Those Without Power

Deck: 

Our Electrification Mission Remains, Even Here

Fortnightly Magazine - September 2017

Once our industry's greatest glory was electrifying a community. Our achievements — think Hoover Dam, or lines spanning mountains — were celebrated in culture and lore. The rise of suburbia and the south, and our soaring cities, doesn't happen without the buildout of reliable economical grids.

But all that is a distant memory. Grandma tells of the day her town was connected. Though, try as they may, it's hard for the grandchildren to share her pain of the days before and her joy of the days after. They've always lived in a dense mesh of connections.

Is the age of exploration — of inspiring achievements — over? Are there no more lands to conquer? Making the grid extremely low-carbon. One could get inspired by that goal, and many are. Making the grid take over high-carbon tasks like transportation. Another deserving goal.

Otherwise, the public is complacent about electricity. They expect it. They're shocked — figuratively — when a squall or squirrel stops the flow. And they're unimpressed by the complexity we address daily to keep their connection continuous.

That's not the case for the billions without reliable power, or any power, around the globe. Each month, Public Utilities Fortnightly features a four-page ENact photo-story on energy poverty in Africa, Asia, eastern Europe and South America. It's heart-breaking to see so vividly the stunted lives of unconnected communities.

But energy poverty is closer to home. This month's PUF also features an extraordinary interview with the general manager of the Navajo Tribal Utility Authority. Well over a quarter of all the homes in the service territory — fifteen thousand homes — are not electrified.

Let me repeat.

Well over a quarter of all the homes in the service territory are not electrified.

This is unconscionable. We should be ashamed that economic poverty among the Navajo, combined with low population density and adverse terrain, have conspired to hold back so many families from the grid's bounty.

Listen to Navajo's general manager. Families live without power and so without water, gas for cooking and heating, and communications. Parents work in distant cities and lose touch with their children, who must study without adequate light at night.

Whether in Liberia or Arizona, no grid connection means darkness in several senses of the word. And getting connected by the utility brings immeasurable joy and the promise of a better life for parents and their children.

It turns out there's more energy poverty in America. Next month's PUF will feature another article on the terrible situation in Puerto Rico. The downward spiral in the economics of the beautiful island has led to the financial failure of its electric utility. Much of the public suffers frequent service interruptions, some so bad that machines and appliances have been rendered inoperable.

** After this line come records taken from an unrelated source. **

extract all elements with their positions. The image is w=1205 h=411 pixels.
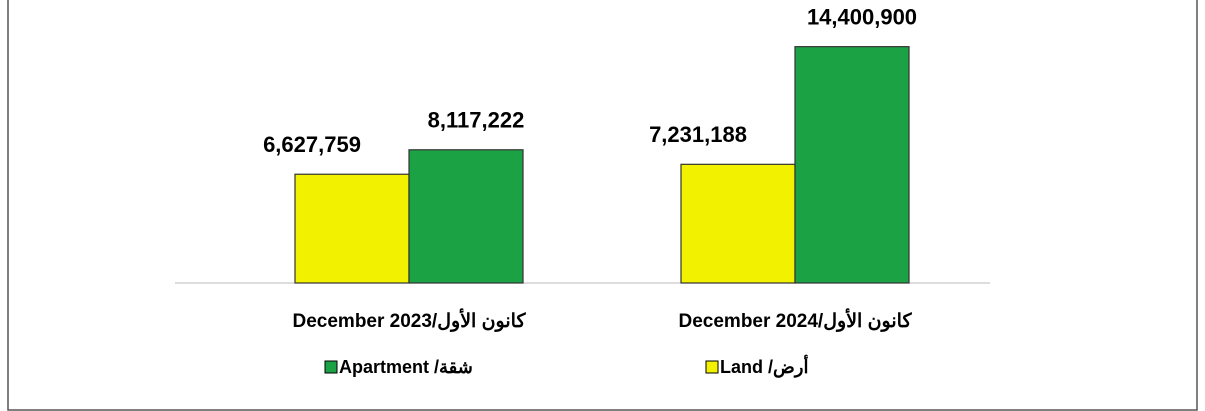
bar [294,173,410,284]
data-label: 7,231,188 [649,122,747,147]
legend-label: Apartment /شقة [339,357,473,377]
bar [794,46,910,284]
frame [7,0,1198,411]
data-label: 14,400,900 [807,4,917,29]
legend-swatch [324,360,338,374]
data-label: 8,117,222 [428,108,525,133]
x-tick-label: December 2023/كانون الأول [293,308,527,332]
legend-label: Land /أرض [720,355,808,378]
data-label: 6,627,759 [263,132,361,157]
bar [680,163,796,284]
x-tick-label: December 2024/كانون الأول [679,308,913,332]
legend-swatch [705,360,719,374]
bar [408,149,524,284]
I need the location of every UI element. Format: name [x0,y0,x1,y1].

One of the most honorable things our industry does is commit to fight energy poverty overseas. I'm familiar with the programs sponsored by NRECA, NARUC, USEA and the Energy Bar Association. I'm sure there are others.

Why do they do this? Why travel thousands of miles to electrify a rural village? Certainly, there's the sheer morality of it. And the immense satisfaction of so significantly helping people.

But there's also the gratification that, when we connect that rural village so far away, we've returned to our original mission. To deliver the grid's bounty to all.

Doing so reminds us, and perhaps our complacent constituencies, of what we're about. We light the world. It's one of the noblest jobs a man or woman can have.

So, when you read in PUF about the work abroad of ENact, the work here of utilities in the Navajo lands and in Puerto Rico, and the programs to fight energy poverty by our industry associations, you might consider how you can help. I know, after reading these stories, I did.


Lead image: Thomas Edison, in National Statutory Hall, stands in the United States Capitol. Edison proudly holds aloft his light. He first electrified the home of the wealthy financier J.P. Morgan. But he, like our other forefathers in utilities and regulation, were intent on lighting the world — every home and every public place.